A tragédia que comoveu o Brasil
O acidente aconteceu na madrugada de 31 de outubro de 2021. Naquele fim de semana, 28 bombeiros civis e instrutores participavam de um treinamento especializado na Gruta Duas Bocas, localizada na zona rural de Altinópolis.
O cronograma previa atividades noturnas dentro da caverna. Contudo, fortes chuvas atingiram a região e o treinamento foi interrompido. Sem condições seguras para deixar o local, o grupo permaneceu abrigado na entrada da gruta.
Horas depois, parte do teto de arenito desabou sobre os participantes. Dez pessoas ficaram soterradas. Apenas uma conseguiu sobreviver.

As vítimas fatais foram:
• Celso Galina Júnior;
• Jenifer Caroline da Silva;
• José Cândido Messias da Silva;
• Elaine Cristina de Carvalho;
• Rodrigo Triffoni Calegari;
• Jonatas Ítalo Lopes;
• Débora Silva Ferreira;
• Ana Carla Costa Rodrigues de Barros;
• Natan de Souza Martins.
A operação de resgate mobilizou equipes do Corpo de Bombeiros, Defesa Civil, especialistas em salvamento e geólogos, acompanhada com apreensão por todo o país.

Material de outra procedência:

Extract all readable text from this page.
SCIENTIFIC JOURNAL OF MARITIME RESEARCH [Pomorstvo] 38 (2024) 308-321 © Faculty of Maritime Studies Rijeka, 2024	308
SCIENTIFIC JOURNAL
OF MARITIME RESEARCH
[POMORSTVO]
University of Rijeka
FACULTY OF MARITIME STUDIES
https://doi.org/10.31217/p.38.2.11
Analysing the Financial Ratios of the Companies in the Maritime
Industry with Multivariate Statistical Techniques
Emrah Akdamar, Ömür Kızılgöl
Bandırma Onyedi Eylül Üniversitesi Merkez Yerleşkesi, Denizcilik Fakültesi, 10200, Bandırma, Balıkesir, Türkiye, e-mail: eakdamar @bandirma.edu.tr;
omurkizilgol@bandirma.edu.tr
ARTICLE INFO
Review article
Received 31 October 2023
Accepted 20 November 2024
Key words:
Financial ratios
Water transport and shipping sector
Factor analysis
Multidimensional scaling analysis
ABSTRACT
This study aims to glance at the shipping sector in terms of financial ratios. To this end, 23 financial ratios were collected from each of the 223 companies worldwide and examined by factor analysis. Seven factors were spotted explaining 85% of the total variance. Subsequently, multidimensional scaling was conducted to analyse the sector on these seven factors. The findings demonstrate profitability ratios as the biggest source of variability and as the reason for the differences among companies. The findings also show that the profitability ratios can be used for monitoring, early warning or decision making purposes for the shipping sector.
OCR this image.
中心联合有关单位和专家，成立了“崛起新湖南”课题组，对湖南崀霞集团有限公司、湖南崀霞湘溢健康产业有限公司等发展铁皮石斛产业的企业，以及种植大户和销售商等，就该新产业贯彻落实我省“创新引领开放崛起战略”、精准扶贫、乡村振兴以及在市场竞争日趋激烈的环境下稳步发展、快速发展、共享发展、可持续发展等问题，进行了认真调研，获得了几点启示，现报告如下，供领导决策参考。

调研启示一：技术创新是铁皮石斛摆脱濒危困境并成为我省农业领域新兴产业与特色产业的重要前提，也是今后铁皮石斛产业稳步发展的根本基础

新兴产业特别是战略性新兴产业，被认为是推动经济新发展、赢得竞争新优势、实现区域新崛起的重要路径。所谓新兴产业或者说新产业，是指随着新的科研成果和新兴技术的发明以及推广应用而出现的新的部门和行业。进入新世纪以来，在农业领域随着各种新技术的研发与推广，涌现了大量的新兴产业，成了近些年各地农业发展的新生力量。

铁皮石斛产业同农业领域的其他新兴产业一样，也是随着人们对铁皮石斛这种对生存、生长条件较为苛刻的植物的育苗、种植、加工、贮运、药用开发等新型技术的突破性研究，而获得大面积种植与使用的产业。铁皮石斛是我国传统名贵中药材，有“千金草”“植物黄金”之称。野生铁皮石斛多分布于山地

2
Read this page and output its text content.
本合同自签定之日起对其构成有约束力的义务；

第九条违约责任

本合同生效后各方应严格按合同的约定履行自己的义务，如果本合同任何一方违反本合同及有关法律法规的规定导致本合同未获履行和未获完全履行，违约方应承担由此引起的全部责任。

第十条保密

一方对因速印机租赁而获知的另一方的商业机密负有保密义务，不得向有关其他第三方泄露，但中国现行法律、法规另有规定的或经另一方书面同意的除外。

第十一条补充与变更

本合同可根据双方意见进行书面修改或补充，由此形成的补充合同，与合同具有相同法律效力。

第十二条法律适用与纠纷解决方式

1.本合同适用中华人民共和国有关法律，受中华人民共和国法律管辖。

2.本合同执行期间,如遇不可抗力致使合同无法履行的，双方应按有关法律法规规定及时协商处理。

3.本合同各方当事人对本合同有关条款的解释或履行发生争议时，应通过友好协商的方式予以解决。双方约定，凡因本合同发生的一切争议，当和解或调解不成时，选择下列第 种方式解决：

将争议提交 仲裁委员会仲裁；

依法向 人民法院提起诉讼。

O que revelou a investigação
Os laudos técnicos descartaram que o desmoronamento tenha sido provocado por escavações ou intervenções humanas diretas. A perícia concluiu que a estrutura da gruta apresentava fragilidades naturais decorrentes do desgaste do arenito ao longo do tempo.
Os especialistas também identificaram sinais de infiltração e umidade, agravados pelas chuvas intensas registradas naquele período. O encharcamento contínuo da rocha teria comprometido sua resistência estrutural, favorecendo o colapso.
Justiça que não chega
Para os familiares, a ausência do pagamento das indenizações representa mais do que uma pendência financeira. É a sensação de que a responsabilidade reconhecida pela Justiça ainda não se traduziu em uma reparação concreta.
Enquanto os anos passam, a saudade permanece intacta e a luta continua. O que os parentes das vítimas esperam não é a substituição de vidas perdidas por dinheiro, mas o cumprimento de uma decisão judicial e o reconhecimento efetivo dos direitos daqueles que nunca voltaram para casa após aquele treinamento.